Yanlış bir algı değil; ben Kemal Bey'le uzun zaman beraber oldum, yönetiminde önemli pozisyonlarda bulundum, son kurultayda da hatırlattığınız gibi Kemal Bey'i destekledim.

-Ve beraber kaybettiniz.

Doğru, beraber kaybettik. Kemal Bey ile diyaloğumuz devam ediyor. Ben Kemal Bey'i hep kafamdaki o saygın yerde tuttum, tutmaya da devam ediyorum. Ama bu bizim attığımız her adımın ana belirleyicisi değil. Parti siyasetinde tek kerteniz aldığımız nokta bu değil. Partinin alî menfaatleri çok daha önemli. Ben kendimi ‘sosyal demokrat ve Atatürkçü’ diye nitelendirmeye başladığımda rahmetli Erdal Bey vardı partinin başında. SHP zamanıydı, ben de üniversitedeydim. Sonra Deniz Bey (Baykal) geldi, sonra Kemal Bey geldi. Şimdi Özgür Bey geldi. Yarın öbür gün başka birisi gelecek. Ben kendimi yine ‘sosyal demokrat’ olarak tanımlamaya devam edeceğim. Ben fikre inandım. Aktörler önemli mi? Tabii ki önemli. Ama fikir, hepsinden daha kıymetli.
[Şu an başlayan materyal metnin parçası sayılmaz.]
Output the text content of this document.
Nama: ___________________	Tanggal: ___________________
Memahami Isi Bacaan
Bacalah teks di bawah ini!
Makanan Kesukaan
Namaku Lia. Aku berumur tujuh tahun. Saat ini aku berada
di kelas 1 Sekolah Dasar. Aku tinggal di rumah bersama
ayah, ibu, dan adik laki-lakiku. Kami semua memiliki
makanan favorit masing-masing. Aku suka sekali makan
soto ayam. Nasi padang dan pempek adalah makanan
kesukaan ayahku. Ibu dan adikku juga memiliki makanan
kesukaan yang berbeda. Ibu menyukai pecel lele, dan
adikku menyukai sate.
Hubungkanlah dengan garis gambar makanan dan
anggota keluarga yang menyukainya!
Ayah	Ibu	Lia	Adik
“‘Kurultay davası ne olur?’ diye Kemal Bey ile konuşmadık”

-Prensiplerden bahsediyorsunuz, anlıyorum. Parti menfaatleri kişilerin aldığı pozisyonların üzerine koyduğunuz noktada ise sanki Kemal Bey’den ayrışmış oluyorsunuz bugün. Bunu bu şekilde sormamın sebebi, partiyi yeniden Kemal Kılıçdaroğlu’na teslim etmenin iktidardaki Adalet Kalkınma Partisi’nin stratejisi olduğunun alenen ortaya çıkmış olması. Ve sanki Kemal Bey de bir iktidar operasyonunun sonucunda halkın aksi yöndeki kuvvetli beklentisini hiçe sayarak o koltuğa oturmayı bir sorun olarak görmüyor gibi demeçler verdi. Kendisini ziyaret edenlere “Partiyi kayyıma mı bırakayım?” benzeri şeyler söylediği yazıldı çizildi. Oysa siz bunlar size sorulduğunda “Altı Ok rozetini şerefiyle taşıyan hiçbir arkadaşımı, Adalet ve Kalkınma Partisi’nin tepesindekilere değişmem. Değişenlerle de yol yürümem” dediniz. Yani siz ‘mutlak butlan davası’ konusunda Kemal Bey ile ayrı mı düşünüyorsunuz?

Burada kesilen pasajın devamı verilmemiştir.